I was struck by two pieces of writing recently. The first was from Dr. Geoffrey Douglas the CEO of the charity HETN (Health Empowerment Through Nutrition). Dr. Douglas in his blog “An Epidemic of Rickets” was commenting on a recent Channel 4 News report on the alarming increase in the prevalence of Rickets in the UK. The news report thought it was shocking that Calciferol; the pharmaceutical treatment for Rickets was in short supply. At no time did the news report mention nutrition and lifestyle. Rickets is increasing in the UK because of a change in diet and attitudes towards exposure to the sun, not because of a shortage of pharmaceutical Calciferol.

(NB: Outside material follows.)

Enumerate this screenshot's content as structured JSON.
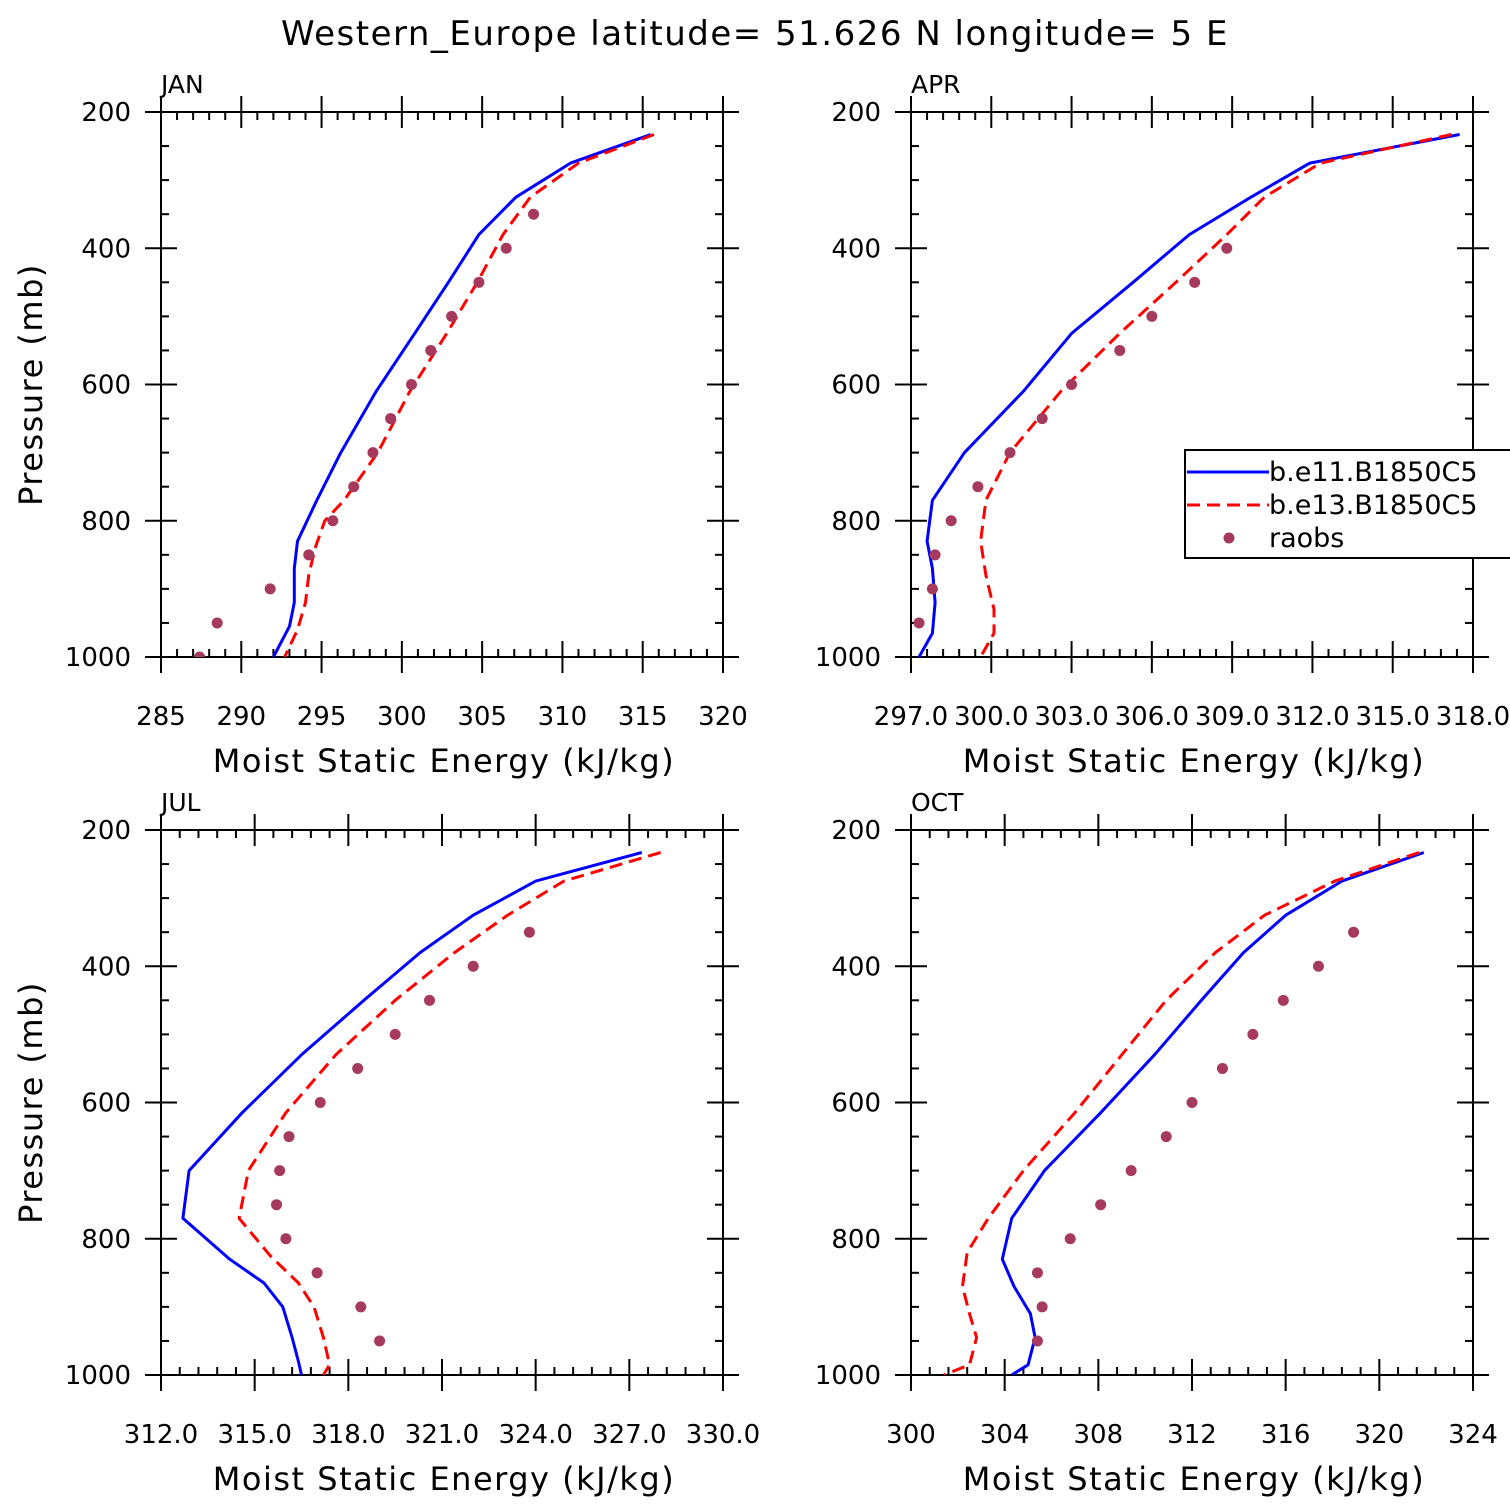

The second piece of writing was by TMS Ruge on the website Project Diaspora. In “Celebrity Stunts of Altruism are Killing Livelihoods In Africa” Teddy argues that the current trend of sending mosquito nets to Africa, while neat and tangible for the giver, is actually doing little to tackle the underlying malaria eco-system.
Neither is saying that pharmaceutical Calciferol or malaria nets do not have a role to play within their relative eco-systems. What they are saying is that effective solutions and understanding come from looking at the entire eco-system, not through a single magic bullet.
When development projects fail in Africa, Africa is blamed for its lack of infrastructure, for its lack of understanding and for not having the right systems in place. By their very definition, developing countries do not have robust infrastructures as defined by the West. They do not have an excess of resources to paper over the cracks. Bad decisions cannot be propped up. A prescriptive mentality cannot work within development projects. Checkboxes, packaged solutions and predetermined paths lack efficiency and relevance in these conditions.
Perhaps the West needs to change its approach? Prescribing solutions based upon their ideals, norms and values has not worked in Africa. Belligerently trying to change the way Africa deals with these prescribed solutions so that she can then develop in a way that is pleasing to the West seems a little crazy to me. Would it not be easier to change the way the West approaches development in Africa? And perhaps a little more effective?